The Wall Street Journal reports GM is planning to offer bi-fuel pickups trucks by the end of this year by using a supplier that will retrofit the trucks to use compressed natural-gas tanks. We asked Zintro experts to tell us what they think the challenges and benefits are.
Jim Buchanan, an expert in trucking and fleet operations, says the idea of natural gas powered pickup trucks is an established and proven initiative. “The benefits include a cleaner burning carbon based fuel, cleaner internal combustion engines, and longer service life for the user vehicle,” he says. “The downside is that specialized compressors are needed, and sourcing for Compressed Natural Gas (CNG) is not on every corner. If a fleet is using them (as they already are) and can obtain a source for natural gas to compress (preferably from a wellhead) and do not rely on multiple sources to use compressed natural gas only, it seems to work out.”
Saurabh Gupta, an expert in the energy and utility industry, says that Compressed Natural Gas vehicles make a lot a sense for the US, and for that matter any other country. “The benefits are huge. US is rich in natural gas, so having an indigenous source of fuel for transportation needs makes a lot of sense. The benefits of not depending on foreign oil are well understood. Plus, it produces less pollution than liquid fuels. The engines are cheaper to maintain and the per mile cost of fuel is almost half that of gasoline,” says Gutpa.

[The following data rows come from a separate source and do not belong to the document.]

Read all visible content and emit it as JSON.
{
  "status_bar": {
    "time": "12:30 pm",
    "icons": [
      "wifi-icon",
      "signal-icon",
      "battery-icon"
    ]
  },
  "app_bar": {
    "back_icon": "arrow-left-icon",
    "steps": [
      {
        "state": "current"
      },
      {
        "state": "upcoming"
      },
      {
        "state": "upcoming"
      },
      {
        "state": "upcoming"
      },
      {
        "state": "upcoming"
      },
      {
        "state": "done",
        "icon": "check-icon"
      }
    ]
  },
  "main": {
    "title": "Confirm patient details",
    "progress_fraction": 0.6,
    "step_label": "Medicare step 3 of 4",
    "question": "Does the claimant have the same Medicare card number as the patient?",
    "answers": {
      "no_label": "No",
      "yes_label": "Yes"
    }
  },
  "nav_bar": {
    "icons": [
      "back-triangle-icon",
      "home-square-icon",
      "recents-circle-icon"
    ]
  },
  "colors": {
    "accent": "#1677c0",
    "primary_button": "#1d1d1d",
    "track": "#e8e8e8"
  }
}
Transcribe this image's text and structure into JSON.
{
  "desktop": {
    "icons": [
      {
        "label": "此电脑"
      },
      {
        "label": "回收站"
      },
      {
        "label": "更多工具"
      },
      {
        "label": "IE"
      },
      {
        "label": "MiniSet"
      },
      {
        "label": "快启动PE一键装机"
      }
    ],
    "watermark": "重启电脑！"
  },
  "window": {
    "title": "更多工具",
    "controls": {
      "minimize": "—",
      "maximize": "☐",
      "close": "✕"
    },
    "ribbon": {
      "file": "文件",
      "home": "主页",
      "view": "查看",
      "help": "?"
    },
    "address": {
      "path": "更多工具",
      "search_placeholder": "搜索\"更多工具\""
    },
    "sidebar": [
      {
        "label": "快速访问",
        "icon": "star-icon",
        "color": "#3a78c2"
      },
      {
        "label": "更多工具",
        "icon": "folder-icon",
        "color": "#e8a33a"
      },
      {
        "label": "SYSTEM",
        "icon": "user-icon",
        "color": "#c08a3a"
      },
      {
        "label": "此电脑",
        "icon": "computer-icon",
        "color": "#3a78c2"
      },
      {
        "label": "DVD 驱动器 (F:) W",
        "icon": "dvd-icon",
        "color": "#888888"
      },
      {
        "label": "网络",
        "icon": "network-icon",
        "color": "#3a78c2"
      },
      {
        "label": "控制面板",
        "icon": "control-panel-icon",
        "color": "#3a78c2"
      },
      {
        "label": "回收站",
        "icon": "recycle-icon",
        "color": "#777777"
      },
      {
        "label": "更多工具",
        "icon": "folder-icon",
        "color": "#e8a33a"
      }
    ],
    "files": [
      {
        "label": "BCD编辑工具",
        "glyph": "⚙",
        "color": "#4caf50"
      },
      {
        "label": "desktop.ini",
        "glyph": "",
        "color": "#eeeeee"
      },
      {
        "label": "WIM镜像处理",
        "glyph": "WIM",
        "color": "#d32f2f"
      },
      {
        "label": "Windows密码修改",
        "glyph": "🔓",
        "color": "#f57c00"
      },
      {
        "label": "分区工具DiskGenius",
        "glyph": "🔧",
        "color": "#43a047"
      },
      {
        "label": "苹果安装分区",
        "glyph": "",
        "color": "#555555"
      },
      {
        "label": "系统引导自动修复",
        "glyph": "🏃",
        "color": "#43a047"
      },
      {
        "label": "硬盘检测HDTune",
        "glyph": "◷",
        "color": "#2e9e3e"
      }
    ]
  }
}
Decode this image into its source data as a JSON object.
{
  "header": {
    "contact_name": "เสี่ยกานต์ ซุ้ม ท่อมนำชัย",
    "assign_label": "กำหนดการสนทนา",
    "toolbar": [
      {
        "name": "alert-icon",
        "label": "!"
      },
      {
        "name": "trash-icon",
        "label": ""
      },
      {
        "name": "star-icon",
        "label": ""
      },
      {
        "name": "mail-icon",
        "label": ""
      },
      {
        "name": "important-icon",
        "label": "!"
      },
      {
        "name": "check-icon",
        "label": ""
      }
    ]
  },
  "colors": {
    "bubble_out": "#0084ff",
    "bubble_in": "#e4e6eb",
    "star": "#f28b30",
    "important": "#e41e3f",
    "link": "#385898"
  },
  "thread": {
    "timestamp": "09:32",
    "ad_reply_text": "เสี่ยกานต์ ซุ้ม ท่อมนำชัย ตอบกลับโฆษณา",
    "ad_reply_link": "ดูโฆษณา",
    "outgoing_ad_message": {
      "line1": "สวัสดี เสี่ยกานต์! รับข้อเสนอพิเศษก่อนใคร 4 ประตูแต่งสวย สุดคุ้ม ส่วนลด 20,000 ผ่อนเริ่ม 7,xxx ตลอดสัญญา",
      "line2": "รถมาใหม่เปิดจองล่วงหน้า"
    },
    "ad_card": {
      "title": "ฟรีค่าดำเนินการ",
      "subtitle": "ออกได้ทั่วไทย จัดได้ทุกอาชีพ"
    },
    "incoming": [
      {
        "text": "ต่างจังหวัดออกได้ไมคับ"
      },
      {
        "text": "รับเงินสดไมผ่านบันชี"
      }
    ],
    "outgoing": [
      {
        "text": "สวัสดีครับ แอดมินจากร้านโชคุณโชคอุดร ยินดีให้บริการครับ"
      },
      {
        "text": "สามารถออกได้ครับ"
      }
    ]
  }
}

Gutpa says that large scale use of CNG vehicles could also boost the US natural gas industry, which is currently down on extreme over supply, which will create more jobs. “The only downside to CNG is some loss in acceleration, but that’s something that can be corrected with proper technology,” he says. “Also, the range of the vehicle per tank full of fuel is reduced. But, if there is proper re-fueling infrastructure in place, that won’t be a problem. CNG is a practical and economical future transportation fuel.”
Rodney Ahlgrim, an expert in auto and truck emissions, says that one of the first issues to address is the supporting infrastructure for refueling of CNG vehicles in the geographic areas where they are used. “I have heard that truck stops are starting to install CNG refueling stations so this might not be an issue in urban areas. Second consideration is the amount of horsepower and performance that can be derived from such a dual fuel vehicle,” says Ahlgrim. “CNG and gasoline have different combustion characteristics and thus performance could potentially vary between the two fuel types. Back in the 80’s I worked for a farmer that had a gasoline/propane conversion in his work truck and spark advance had to be manually set in the middle where it would work the best for both fuels. This resulted in a little less performance on the gasoline side, and the LPG worked good for parts chasing, but if you loaded the truck down, the accelerator was pretty much at the floor any time the truck was moving.”
Ahlgrim says that with today’s computer controlled ignition systems; the retrofitter should have the ability to compensate with more timing advance on CNG, less on gasoline to produce same horsepower and torque. “This is an important factor to a fleet owner and for operator satisfaction of purchasing units that are capable of running off of both types of fuel,” he says.